Im LVRG hatte die Politik keinen harten Deckel gewählt, sondern den Höchstzillmersatz bei Lebensversicherungen von 40 auf 25 Promille herabgesetzt. Das bedeutet, dass die Versicherer in den ersten fünf Vertragsjahren von den Beitragszahlungen ihrer Kunden maximal 2,5 Prozent abziehen dürfen, um die Abschlusskosten des Vertrags zu bezahlen. Damit war der Wunsch der Politik nach tieferen Abschlusskosten klar, die Produktgeber hatten aber nach wie vor Freiheiten in der tatsächlichen Gestaltung der Provisionshöhe.

Hat das etwas gebracht? Durchaus. Eine gemeinsame Analyse des Beratungsunternehmens Willis Towers Watson und der Professoren Matthias Beenken und Michael Radtke von der Fachhochschule Dortmund vom Juni 2017 ergab, dass die Lebensversicherer ihre Abschlussprovisionssätze je nach Vertriebsweg um 1,5 bis 7,0 Promille gesenkt haben (siehe Tabelle). Gleichzeitig habe sich die gesetzliche Stornohaftungszeit verlängert. In der Ausschließlichkeit hätten Vertreter erst nach etwas über sechs Jahren, Makler und Mehrfachvertreter nach knapp sechs Jahren ihre vollständige Abschlussprovision verdient. Kündigt ein Kunde früher – aus welchem Grund auch immer –, müssen die Vertriebler die Abschlussprovision anteilig zurückzahlen.
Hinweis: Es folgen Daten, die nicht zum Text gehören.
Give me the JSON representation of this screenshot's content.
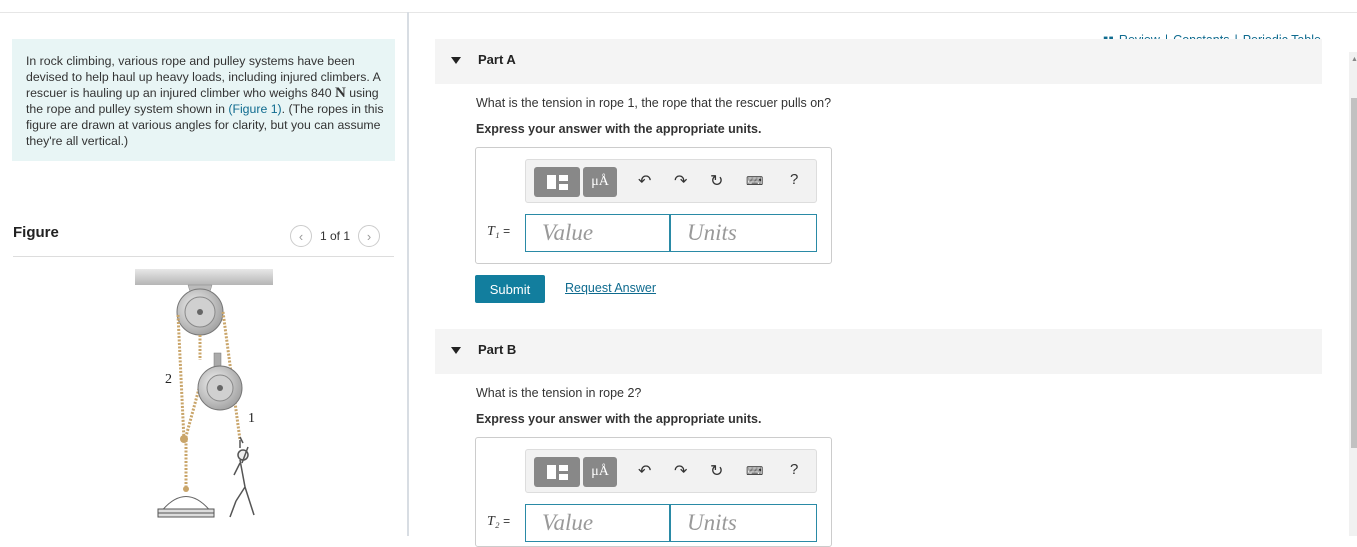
{
  "intro": {
    "text_before_n": "In rock climbing, various rope and pulley systems have been devised to help haul up heavy loads, including injured climbers. A rescuer is hauling up an injured climber who weighs 840 ",
    "weight_unit": "N",
    "text_after_n": " using the rope and pulley system shown in ",
    "figure_link": "(Figure 1)",
    "text_end": ". (The ropes in this figure are drawn at various angles for clarity, but you can assume they're all vertical.)"
  },
  "figure": {
    "heading": "Figure",
    "pager": "1 of 1",
    "label_rope2": "2",
    "label_rope1": "1"
  },
  "toplinks": {
    "review": "Review",
    "sep1": "|",
    "constants": "Constants",
    "sep2": "|",
    "periodic": "Periodic Table"
  },
  "partA": {
    "title": "Part A",
    "question": "What is the tension in rope 1, the rope that the rescuer pulls on?",
    "express": "Express your answer with the appropriate units.",
    "label": "T₁",
    "eq": "=",
    "value_placeholder": "Value",
    "units_placeholder": "Units",
    "units_btn": "μÅ",
    "help": "?"
  },
  "actions": {
    "submit": "Submit",
    "request": "Request Answer"
  },
  "partB": {
    "title": "Part B",
    "question": "What is the tension in rope 2?",
    "express": "Express your answer with the appropriate units.",
    "label": "T₂",
    "eq": "=",
    "value_placeholder": "Value",
    "units_placeholder": "Units",
    "units_btn": "μÅ",
    "help": "?"
  },
  "icons": {
    "undo": "undo-icon",
    "redo": "redo-icon",
    "reset": "reset-icon",
    "keyboard": "keyboard-icon"
  },
  "colors": {
    "accent": "#127e9e",
    "link": "#0f6b8f",
    "intro_bg": "#e8f5f5",
    "part_header_bg": "#f4f4f4"
  }
}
Quelle: Willis Towers Watson / Fachhochschule Dortmund, Stand: Juni 2017

Das geht der Politik aber offensichtlich nicht weit genug, daher soll jetzt der Deckel her. In dem Eckpunktepapier stehen zwar keine konkreten Werte. In der Branche geistert aber der Wert von maximal 2,5 Prozent der Beitragssumme herum.

Die Verbraucherschützer zeigen sich zufrieden mit diesem Vorhaben. Die Einführung eines gesetzlichen Provisionsdeckels sei „mehr als überfällig“, heißt es etwa vom Bund der Versicherten (BdV). Denn: Die gewünschte nachhaltige Senkung der Abschluss- und Vertriebskosten habe die Versicherungswirtschaft „verweigert“. „Die Branche hat es versäumt, von sich aus dem Willen des Gesetzgebers zu folgen und die Abschlusskosten zu senken. Jetzt ist es nur folgerichtig, wenn der Gesetzgeber reagiert“, sagt BdV-Chef Axel Kleinlein.
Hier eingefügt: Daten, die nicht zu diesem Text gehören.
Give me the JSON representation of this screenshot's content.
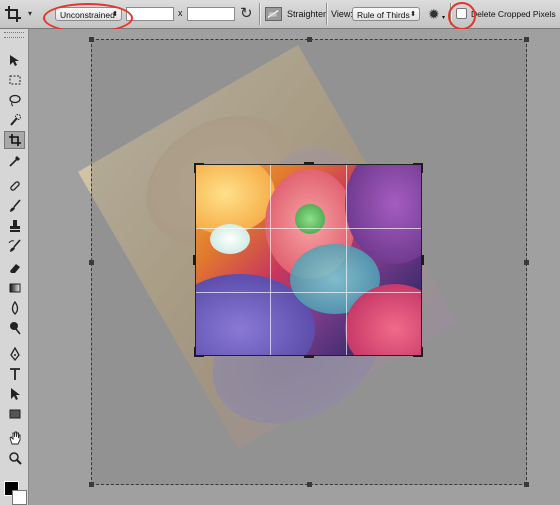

Aus dem Versicherungslager kommt eine andere Meinung. Umgelegt auf den Aufwand sei die Vergütung der Versicherungsvermittler niedriger als die Vergütung anderer beratender Berufe, findet Martin Gräfer, Vorstand der Versicherungsgruppe die Bayerische. „Nach Untersuchungen verdienen viele Versicherungsvermittler weniger als 50.000 Euro im Jahr, wobei sie überdies über lange Zeiträume für die einmal ausgezahlte Vergütung haften. Zum Vergleich: Steuerberater und Rechtsanwälte verdienen im Schnitt fast 80.000 Euro.“

Ein gesetzlicher Provisionsdeckel, der alle Sparten der Lebensversicherung treffe, also neben den Produkten der Altersvorsorge auch die biometrischen Produkte, werde dazu führen, dass sich die Zahl der qualifizierten Berater weiter reduziere und breite Bevölkerungsschichten so keinen Zugang zu einer Vorsorgeberatung mehr erhielten. Wird es so kommen? Man wird sehen.
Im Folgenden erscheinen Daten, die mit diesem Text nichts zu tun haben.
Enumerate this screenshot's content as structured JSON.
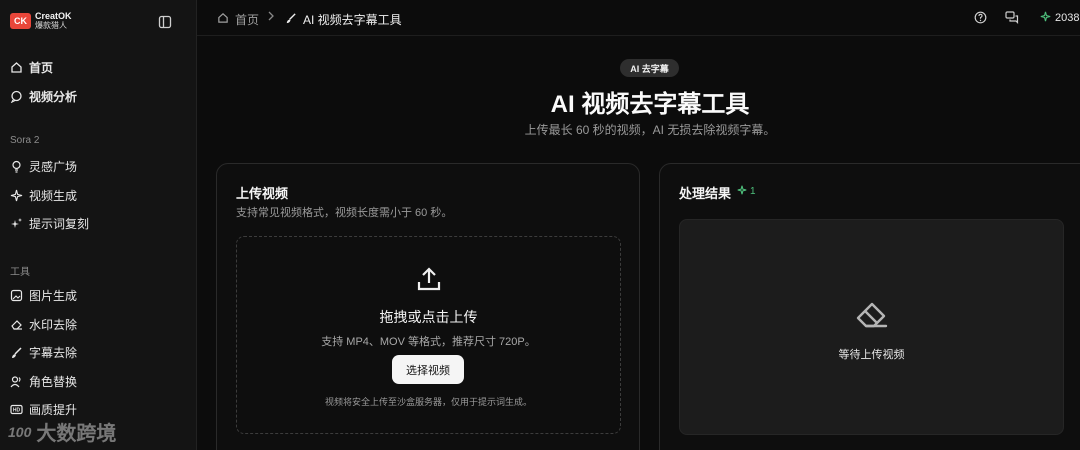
{
  "brand": {
    "name_en": "CreatOK",
    "name_cn": "爆款猎人",
    "mark": "CK"
  },
  "sidebar": {
    "top_items": [
      {
        "label": "首页",
        "icon": "home-icon"
      },
      {
        "label": "视频分析",
        "icon": "chat-bubble-icon"
      }
    ],
    "section_sora": "Sora 2",
    "sora_items": [
      {
        "label": "灵感广场",
        "icon": "lightbulb-icon"
      },
      {
        "label": "视频生成",
        "icon": "sparkle-icon"
      },
      {
        "label": "提示词复刻",
        "icon": "sparkles-icon"
      }
    ],
    "section_tools": "工具",
    "tool_items": [
      {
        "label": "图片生成",
        "icon": "image-icon"
      },
      {
        "label": "水印去除",
        "icon": "eraser-icon"
      },
      {
        "label": "字幕去除",
        "icon": "brush-icon"
      },
      {
        "label": "角色替换",
        "icon": "users-icon"
      },
      {
        "label": "画质提升",
        "icon": "hd-icon"
      }
    ]
  },
  "watermark": {
    "text": "大数跨境",
    "logo": "100"
  },
  "breadcrumb": {
    "home": "首页",
    "current": "AI 视频去字幕工具"
  },
  "topbar": {
    "credits": "2038"
  },
  "hero": {
    "badge": "AI 去字幕",
    "title": "AI 视频去字幕工具",
    "subtitle": "上传最长 60 秒的视频，AI 无损去除视频字幕。"
  },
  "upload_card": {
    "title": "上传视频",
    "desc": "支持常见视频格式，视频长度需小于 60 秒。",
    "drop_title": "拖拽或点击上传",
    "drop_sub": "支持 MP4、MOV 等格式，推荐尺寸 720P。",
    "button": "选择视频",
    "note": "视频将安全上传至沙盒服务器，仅用于提示词生成。"
  },
  "result_card": {
    "title": "处理结果",
    "count": "1",
    "empty_text": "等待上传视频"
  },
  "colors": {
    "accent_green": "#4ec07c",
    "brand_red": "#e8463a"
  }
}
Kommen wir zum anderen Großprojekt, dem Entwurf der Versicherungsvermittlungsverordnung. Das Bundeskabinett hat mit Beschluss vom 27. Juni 2018 den überarbeiteten Entwurf noch kurz vor der parlamentarischen Sommerpause zur weiteren Beratung im Bundestag und Bundesrat verabschiedet. Hier deuten sich positive Änderungen für Vertriebler an, vor allem, was einen Kern der europäischen Richtlinie IDD angeht, die Weiterbildungspflicht. 15 Stunden Weiterbildung im Jahr müssen Makler, Vermittler & Co. danach mindestens leisten.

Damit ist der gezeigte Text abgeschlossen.